Improving Constrained Language Generation via Self-Distilled Twisted Sequential Monte Carlo
Sooyeon Kim, Giung Nam, Byoungwoo Park, Juho Lee
TL;DR
The paper tackles constrained language generation where the target distribution $\sigma(s_{1:T}|s_{0}) \propto p_{LM}(s_{1:T}|s_{0}) \phi(s_{1:T})$ is hard to sample from due to sparse rewards. It introduces self-distilled Twisted Sequential Monte Carlo, a two-phase loop that alternates self-distillation of the base LM with a modified contrastive twist learning using an generation-indexed effective potential $\phi^{(m)}$. The approach yields improved twist-induced proposals, as evidenced by decreasing $D_{KL}(\sigma \| q)$ across generations and better toxicity-diversity trade-offs than baselines, even with a small number of particles.

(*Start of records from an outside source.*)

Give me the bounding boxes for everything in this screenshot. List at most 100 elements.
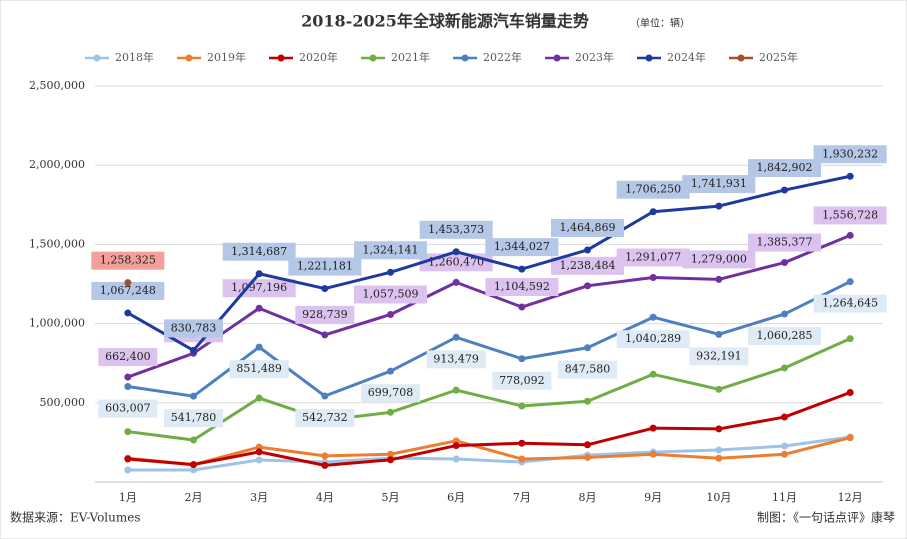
data-point xyxy=(190,466,197,474)
data-label: 928,739 xyxy=(302,308,348,321)
data-point xyxy=(321,452,329,460)
data-point xyxy=(190,436,197,444)
data-point xyxy=(452,248,460,256)
data-label: 1,556,728 xyxy=(822,208,878,221)
data-label: 1,741,931 xyxy=(691,177,747,190)
data-point xyxy=(846,172,854,180)
data-label-box xyxy=(813,206,887,225)
data-label: 1,040,289 xyxy=(625,332,681,345)
data-point xyxy=(846,335,854,343)
legend-label: 2020年 xyxy=(299,50,338,64)
x-tick-label: 12月 xyxy=(838,491,863,504)
data-point xyxy=(518,355,526,363)
data-point xyxy=(255,394,263,402)
data-label: 1,930,232 xyxy=(822,147,878,160)
data-point xyxy=(321,331,329,339)
data-label-box xyxy=(164,409,223,428)
data-point xyxy=(584,246,591,254)
data-point xyxy=(124,382,132,390)
data-label: 1,464,869 xyxy=(560,221,616,234)
data-point xyxy=(518,402,526,410)
data-label-box xyxy=(748,233,821,252)
data-point xyxy=(715,446,723,454)
data-label-box xyxy=(98,399,158,418)
data-point xyxy=(781,442,788,450)
data-point xyxy=(255,448,263,456)
data-point xyxy=(387,310,394,318)
data-label: 1,706,250 xyxy=(625,183,681,196)
chart-title: 2018-2025年全球新能源汽车销量走势 xyxy=(301,12,589,31)
data-label-box xyxy=(91,251,165,270)
data-point xyxy=(518,455,526,463)
data-point xyxy=(387,268,394,276)
data-label: 662,400 xyxy=(105,350,151,363)
data-point xyxy=(452,386,460,394)
data-label: 1,097,196 xyxy=(231,281,287,294)
data-label-box xyxy=(492,371,552,390)
data-point xyxy=(715,275,723,283)
data-point xyxy=(190,346,197,354)
legend-label: 2022年 xyxy=(483,50,522,64)
x-tick-label: 3月 xyxy=(250,491,268,504)
data-point xyxy=(518,303,526,311)
data-label: 1,067,248 xyxy=(100,284,156,297)
data-point xyxy=(781,450,788,458)
legend-label: 2023年 xyxy=(575,50,614,64)
data-label-box xyxy=(485,278,559,297)
data-point xyxy=(124,455,132,463)
data-point xyxy=(518,439,526,447)
credit: 制图：《一句话点评》康琴 xyxy=(757,510,895,525)
x-tick-label: 2月 xyxy=(185,491,203,504)
data-point xyxy=(649,370,657,378)
data-label: 541,780 xyxy=(171,411,217,424)
data-point xyxy=(387,408,394,416)
data-point xyxy=(846,231,854,239)
x-tick-label: 7月 xyxy=(513,491,531,504)
data-label-box xyxy=(222,242,296,261)
x-tick-label: 1月 xyxy=(119,491,137,504)
data-label-box xyxy=(813,294,887,313)
data-point xyxy=(190,461,197,469)
data-point xyxy=(715,454,723,462)
data-label-box xyxy=(551,218,624,237)
series-line xyxy=(127,280,851,398)
data-label: 1,314,687 xyxy=(231,245,287,258)
data-label: 1,221,181 xyxy=(297,260,353,273)
data-point xyxy=(321,392,329,400)
data-point xyxy=(452,455,460,463)
data-point xyxy=(781,364,788,372)
data-point xyxy=(452,442,460,450)
legend-marker xyxy=(277,54,285,62)
data-label-box xyxy=(616,248,690,267)
data-label: 778,092 xyxy=(499,374,545,387)
data-label: 1,453,373 xyxy=(428,223,484,236)
data-label: 1,291,077 xyxy=(625,250,681,263)
series-line xyxy=(127,435,851,472)
data-label: 1,324,141 xyxy=(363,243,419,256)
y-tick-label: 2,000,000 xyxy=(29,158,85,171)
x-tick-label: 8月 xyxy=(579,491,597,504)
data-point xyxy=(124,373,132,381)
data-point xyxy=(715,330,723,338)
y-tick-label: 2,500,000 xyxy=(29,79,85,92)
x-tick-label: 9月 xyxy=(644,491,662,504)
data-label-box xyxy=(485,238,559,257)
series-line xyxy=(127,337,851,442)
legend-marker xyxy=(461,54,469,62)
data-label: 932,191 xyxy=(696,349,742,362)
data-label: 830,783 xyxy=(171,321,217,334)
data-label: 1,238,484 xyxy=(560,259,616,272)
legend-label: 2019年 xyxy=(207,50,246,64)
series-line xyxy=(127,391,851,467)
data-point xyxy=(124,466,132,474)
data-point xyxy=(781,413,788,421)
chart-subtitle: （单位：辆） xyxy=(630,17,690,30)
data-label: 847,580 xyxy=(565,363,611,376)
data-label: 603,007 xyxy=(105,401,151,414)
data-point xyxy=(255,456,263,464)
data-point xyxy=(255,304,263,312)
data-label-box xyxy=(558,360,617,379)
legend-marker xyxy=(185,54,193,62)
data-label-box xyxy=(361,384,420,403)
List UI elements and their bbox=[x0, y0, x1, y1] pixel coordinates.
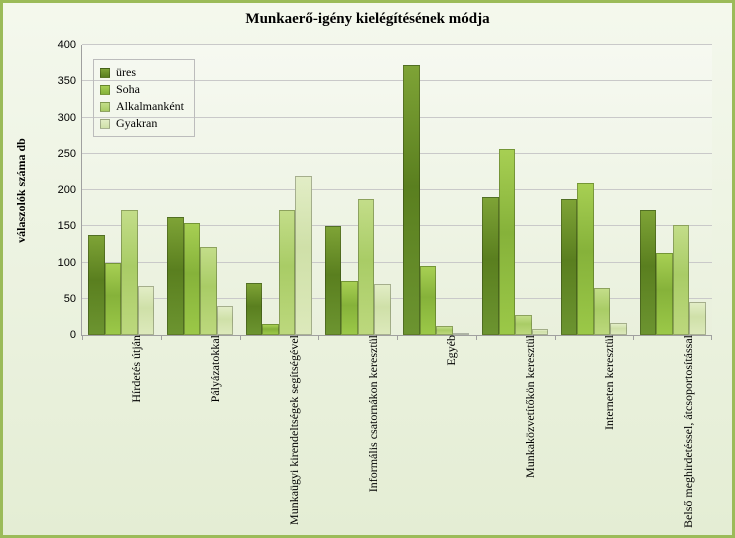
x-tick bbox=[555, 335, 556, 340]
bar bbox=[673, 225, 690, 335]
legend-item: Soha bbox=[100, 81, 184, 98]
bar bbox=[246, 283, 263, 335]
bar bbox=[88, 235, 105, 335]
bar-cluster bbox=[640, 45, 706, 335]
category-label: Hírdetés útján bbox=[121, 335, 144, 403]
bar bbox=[689, 302, 706, 335]
x-tick bbox=[318, 335, 319, 340]
legend-label: Soha bbox=[116, 82, 140, 97]
x-tick bbox=[161, 335, 162, 340]
bar bbox=[499, 149, 516, 335]
category: Munkaügyi kirendeltségek segítségével bbox=[240, 45, 319, 335]
legend-swatch bbox=[100, 119, 110, 129]
bar bbox=[656, 253, 673, 335]
legend-item: Gyakran bbox=[100, 115, 184, 132]
legend-label: üres bbox=[116, 65, 136, 80]
bar bbox=[325, 226, 342, 335]
bar bbox=[594, 288, 611, 335]
bar bbox=[167, 217, 184, 335]
bar bbox=[358, 199, 375, 335]
x-tick bbox=[240, 335, 241, 340]
x-tick bbox=[82, 335, 83, 340]
bar bbox=[200, 247, 217, 335]
bar bbox=[105, 263, 122, 336]
legend-item: üres bbox=[100, 64, 184, 81]
x-tick bbox=[476, 335, 477, 340]
category: Egyéb bbox=[397, 45, 476, 335]
y-tick-label: 100 bbox=[58, 257, 82, 269]
bar bbox=[577, 183, 594, 335]
bar bbox=[121, 210, 138, 335]
category-label: Belső meghirdetéssel, átcsoportosítással bbox=[673, 335, 696, 528]
category-label: Interneten keresztül bbox=[594, 335, 617, 430]
chart-frame: Munkaerő-igény kielégítésének módja vála… bbox=[0, 0, 735, 538]
bar bbox=[610, 323, 627, 335]
category-label: Informális csatornákon keresztül bbox=[358, 335, 381, 492]
y-tick-label: 150 bbox=[58, 220, 82, 232]
bar bbox=[184, 223, 201, 335]
bar-cluster bbox=[403, 45, 469, 335]
y-tick-label: 200 bbox=[58, 184, 82, 196]
category: Interneten keresztül bbox=[555, 45, 634, 335]
bar bbox=[295, 176, 312, 336]
bar-cluster bbox=[482, 45, 548, 335]
category-label: Munkaügyi kirendeltségek segítségével bbox=[279, 335, 302, 525]
y-tick-label: 300 bbox=[58, 112, 82, 124]
category-label: Pályázatokkal bbox=[200, 335, 223, 402]
bar bbox=[374, 284, 391, 335]
x-tick bbox=[633, 335, 634, 340]
category: Munkaközvetítőkön keresztül bbox=[476, 45, 555, 335]
bar bbox=[138, 286, 155, 335]
legend-item: Alkalmanként bbox=[100, 98, 184, 115]
y-tick-label: 0 bbox=[70, 329, 82, 341]
bar bbox=[561, 199, 578, 335]
bar bbox=[420, 266, 437, 335]
bar bbox=[279, 210, 296, 335]
chart-title: Munkaerő-igény kielégítésének módja bbox=[3, 11, 732, 28]
bar bbox=[217, 306, 234, 335]
bar bbox=[436, 326, 453, 335]
legend-swatch bbox=[100, 68, 110, 78]
legend-label: Alkalmanként bbox=[116, 99, 184, 114]
bar-cluster bbox=[325, 45, 391, 335]
bar bbox=[262, 324, 279, 335]
legend-label: Gyakran bbox=[116, 116, 157, 131]
bar bbox=[640, 210, 657, 335]
y-tick-label: 350 bbox=[58, 75, 82, 87]
x-tick bbox=[711, 335, 712, 340]
bar bbox=[515, 315, 532, 335]
y-tick-label: 50 bbox=[64, 293, 82, 305]
bar bbox=[482, 197, 499, 335]
category: Informális csatornákon keresztül bbox=[318, 45, 397, 335]
legend: üres Soha Alkalmanként Gyakran bbox=[93, 59, 195, 137]
legend-swatch bbox=[100, 102, 110, 112]
y-axis-title-text: válaszolók száma db bbox=[14, 138, 29, 243]
bar bbox=[403, 65, 420, 335]
y-tick-label: 400 bbox=[58, 39, 82, 51]
category: Belső meghirdetéssel, átcsoportosítással bbox=[633, 45, 712, 335]
legend-swatch bbox=[100, 85, 110, 95]
bar-cluster bbox=[246, 45, 312, 335]
bar bbox=[341, 281, 358, 335]
x-tick bbox=[397, 335, 398, 340]
bar-cluster bbox=[561, 45, 627, 335]
category-label: Egyéb bbox=[436, 335, 459, 366]
y-tick-label: 250 bbox=[58, 148, 82, 160]
category-label: Munkaközvetítőkön keresztül bbox=[515, 335, 538, 478]
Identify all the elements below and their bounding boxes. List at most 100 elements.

This work offers a practical path to scalable, high-quality constrained generation in large language models and suggests directions for further efficiency and twist-learning enhancements.
Abstract
Recent work has framed constrained text generation with autoregressive language models as a probabilistic inference problem. Among these, Zhao et al. (2024) introduced a promising approach based on twisted Sequential Monte Carlo, which incorporates learned twist functions and twist-induced proposals to guide the generation process. However, in constrained generation settings where the target distribution concentrates on outputs that are unlikely under the base model, learning becomes challenging due to sparse and uninformative reward signals. We show that iteratively refining the base model through self-distillation alleviates this issue by making the model progressively more aligned with the target, leading to substantial gains in generation quality.